Older Americans, the most at risk of COVID-19, are the least likely demographic to respond well to a vaccine. A vaccine shot works by fooling the body into believing it has been infected with a virus, thereby prompting its immune system to fight the intruding pathogen by making antibodies. Unfortunately, as we age, antibody production weakens, part of the process known as immunosenescence. A compromised immune system makes older adults more susceptible to viral and bacterial infections. The Wall Street Journal reports that 90 percent of flu deaths in the US every year are people over the age of 65.
What’s age got to do with it? The thymus, located center of your chest just below the neckline between the lungs, is a major source of pathogen fighting T-cells. Some of these specialized cells help the immune system make additional defenses against infection called antibodies. As we age, the thymus production of adaptable T-cells is depleted as the thymus fills with fatty tissue. The result is an old immune system that is ill-equipped to fight off new viruses. The Center for Disease Control and Prevention (CDC) posted a July 17 analysis of more than 50,000 COVID-19 deaths in the US, identifying that 80 percent were people age 65 or more.

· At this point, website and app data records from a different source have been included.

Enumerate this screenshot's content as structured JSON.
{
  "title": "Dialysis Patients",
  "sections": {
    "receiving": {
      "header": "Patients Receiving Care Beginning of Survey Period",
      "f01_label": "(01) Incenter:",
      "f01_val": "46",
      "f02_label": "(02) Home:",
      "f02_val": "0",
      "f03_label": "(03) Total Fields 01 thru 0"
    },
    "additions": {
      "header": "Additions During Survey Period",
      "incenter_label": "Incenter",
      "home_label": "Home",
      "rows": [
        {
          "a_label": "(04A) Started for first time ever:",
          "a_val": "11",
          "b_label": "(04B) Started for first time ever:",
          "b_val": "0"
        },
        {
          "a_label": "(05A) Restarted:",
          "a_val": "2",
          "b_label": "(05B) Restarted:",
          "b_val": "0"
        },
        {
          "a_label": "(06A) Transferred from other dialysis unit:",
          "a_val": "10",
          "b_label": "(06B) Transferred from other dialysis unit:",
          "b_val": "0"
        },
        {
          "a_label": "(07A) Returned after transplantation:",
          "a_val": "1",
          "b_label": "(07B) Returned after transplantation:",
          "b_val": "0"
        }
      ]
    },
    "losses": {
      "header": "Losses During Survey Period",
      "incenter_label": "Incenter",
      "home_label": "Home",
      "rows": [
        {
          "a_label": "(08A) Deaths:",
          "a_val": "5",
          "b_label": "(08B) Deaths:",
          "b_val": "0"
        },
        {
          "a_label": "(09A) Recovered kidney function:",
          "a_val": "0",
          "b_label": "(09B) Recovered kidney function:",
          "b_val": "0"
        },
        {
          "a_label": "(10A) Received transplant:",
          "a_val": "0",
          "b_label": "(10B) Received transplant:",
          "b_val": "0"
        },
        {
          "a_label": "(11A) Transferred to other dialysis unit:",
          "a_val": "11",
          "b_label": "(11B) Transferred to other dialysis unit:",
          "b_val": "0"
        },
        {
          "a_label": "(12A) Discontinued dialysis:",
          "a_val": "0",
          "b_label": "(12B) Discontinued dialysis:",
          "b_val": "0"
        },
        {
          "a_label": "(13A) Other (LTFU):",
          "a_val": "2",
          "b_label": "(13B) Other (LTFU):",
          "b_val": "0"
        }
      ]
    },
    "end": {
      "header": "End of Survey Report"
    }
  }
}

An aging thymus also complicates the development of a COVID-19 vaccine. A vaccine’s design provides instructions to our immune system, which T-cells help to guide appropriately. However, the thymus has exhausted most of its reserve T-cells that adapt to recognize unknown pathogens by the age of 50; thus, the ability to “train” other immune cells to fight is lost. Many vaccines rely on the skill sets of fully functional T-cells.
Traditionally, the biopharmaceutical vaccine market has concentrated efforts on childhood vaccines. Martin Friede, a coordinator for vaccine and product and delivery research with the World Health Organization (WHO), states, “Up until very recently most of the focus of the vaccine community has been on saving lives of young children. The people who need the vaccine the most may actually be the people in whom the vaccine might not work.” Friede further comments that it isn’t solely about the thymus as individual vitality can translate into different vaccine responses. Some older people may be off to play a round of golf while others may be too frail to walk unaided.
Deputy director of clinical research for the Institute of Vaccine Safety at Johns Hopkins Bloomberg School of Public Health, Dr. Kawsar Talaat, echoes Friede’s sentiments, “We hadn’t been designing vaccines for the elderly for a long time.” Dr. Talaat is helping to facilitate coronavirus vaccine developers to test their shots in older adults. The Food and Drug Administration (FDA) is also working with drug and biotech companies easing restrictions for experimental vaccines to be tested earlier during clinical trials on older adults.
The New York biopharmaceutical giant Pfizer is currently conducting tests for potential COVID-19 vaccines in older people. The company is studying whether increasing the vaccine dosage could better protect the elderly as higher doses in existing flu vaccines make them more effective in older populations. At Moderna Therapeutics, results from a phase-one trial of its novel mRNA vaccine are in; however, a second phase two trial is being conducted specifically for adults age 55 and older. Many biotech and pharmaceutical companies are eager to be the first to introduce a successful FDA approved COVID-19 vaccine.
If the development of a COVID-19 vaccine specifically for the elderly remains elusive, scientists are hopeful that immunizing others around them can make a difference. Vaccinating children, health care workers, and potentially silent coronavirus carriers, could create enough herd immunity and would lower the risk of older people becoming infected. Sometimes it is possible to protect a vulnerable group by targeting other groups around them. Meanwhile, the work continues to find a workable COVID-19 vaccine for the most vulnerable Americans, the elderly.